Pour apprivoiser de nouveau le client étranger et ne pas rebuter le local et parce que l’Etat ne pourra pas soutenir continuellement ce secteur sinistré car sinistré, il n’est pas le seul à l’être, il faudra que des considérations soient prises pour sauver le tourisme tunisien sur les moyen et long termes. Ce qui attirait il y a des dizaines d’années attire beaucoup moins. Le client cible du tourisme de masse a changé. C’est peut-être là le décalage entre les attentes du client local et celles de l’hôtelier, entre la crise qui frappe et les prix qui ne baissent pas ou trop peu.

Face à ce décalage, des alternatives sont nées. Le nouveau marketing du halal a investi le secteur touristique et la niche est bien porteuse, avouons-le. L’existence à Monastir d’un hôtel réservé aux pratiquants fervents a étonné. Cela a été le cas pour les hôtels affichant une interdiction aux célibataires et d’autres n’acceptant d’accueillir que les plus de 16 ans. Discrimination, oui, mais une discrimination qui se veut créneau spécifique susceptible de bien viser pour mieux atteindre. Alors que d’autres utilisent les tarifs comme moyen de « sélection », cela continue à susciter l’indignation. Ce sont pourtant des réponses « pragmatiques » pour ce secteur souffrant. Car le secteur souffre, en effet, de prétention injustifiée, de médiocrité non assumée en plus des problèmes financiers apparents que les plans de sauvetage superficiels ne sauraient réparer.

Le Maroc l’avait mis à exécution il y a de cela quelques années, la diversification de l’offre est gage de survie. Le client tunisien que les hôtels n’attirent plus faute de sécurité, de qualité de service, d’offre satisfaisante se rabat sur le secteur informel des locations balnéaires. Un secteur qui pourrait être canalisé et rentablement contenu par des plateformes communautaires de location de logements à l’image de « Airbnb ». Dans le monde, cela devient la tendance en terme de tourisme. Les quelques maisons d’hôtes existant en Tunisie ont affiché, à leur tour, complet, depuis des semaines. Les prix ne différant pas de ceux des hôtels, mais le service personnalisé et de qualité attirent ceux que les hôtels n’attirent plus.

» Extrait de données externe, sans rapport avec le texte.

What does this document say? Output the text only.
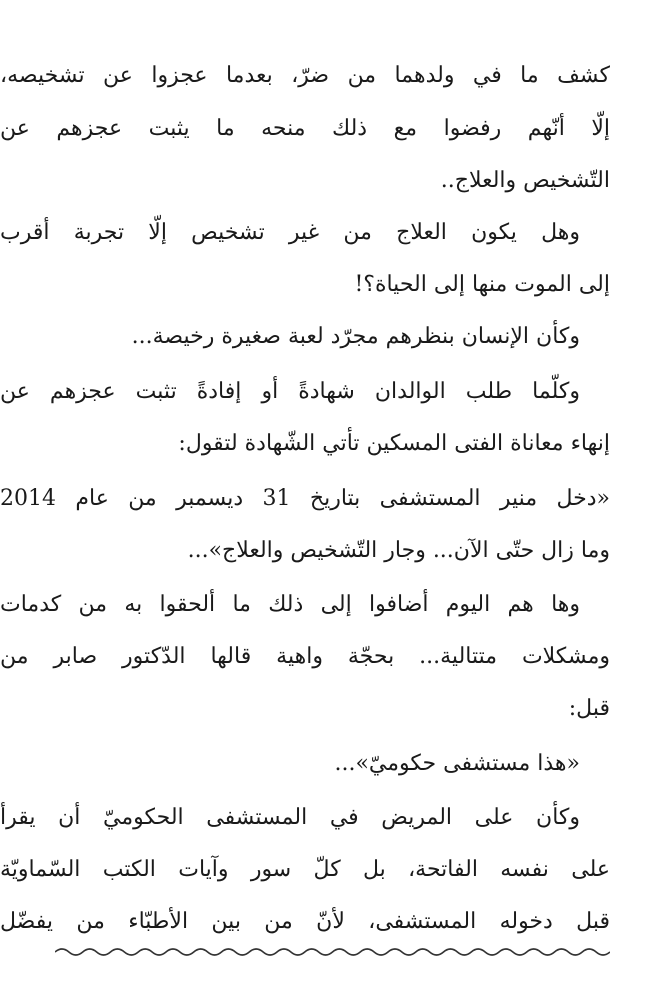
كشف ما في ولدهما من ضرّ، بعدما عجزوا عن تشخيصه،
إلّا أنّهم رفضوا مع ذلك منحه ما يثبت عجزهم عن
التّشخيص والعلاج..
وهل يكون العلاج من غير تشخيص إلّا تجربة أقرب
إلى الموت منها إلى الحياة؟!
وكأن الإنسان بنظرهم مجرّد لعبة صغيرة رخيصة...
وكلّما طلب الوالدان شهادةً أو إفادةً تثبت عجزهم عن
إنهاء معاناة الفتى المسكين تأتي الشّهادة لتقول:
«دخل منير المستشفى بتاريخ 31 ديسمبر من عام 2014
وما زال حتّى الآن... وجار التّشخيص والعلاج»...
وها هم اليوم أضافوا إلى ذلك ما ألحقوا به من كدمات
ومشكلات متتالية... بحجّة واهية قالها الدّكتور صابر من
قبل:
«هذا مستشفى حكوميّ»...
وكأن على المريض في المستشفى الحكوميّ أن يقرأ
على نفسه الفاتحة، بل كلّ سور وآيات الكتب السّماويّة
قبل دخوله المستشفى، لأنّ من بين الأطبّاء من يفضّل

Le tourisme tunisien est frappé par une donnée internationale et une plutôt nationale : la première est à étudier pour sauver le secteur dans les prochaines années, la deuxième est à assumer au moyen d’une approche immédiate. Accepter le local en n’omettant pas qu’on n’est plus à son apogée et réfléchir à attirer l’étranger une fois la crise passée en n’oubliant pas que les exigences ont changé. C’est peut-être là la possibilité de bonnes vacances et de bonnes saisons.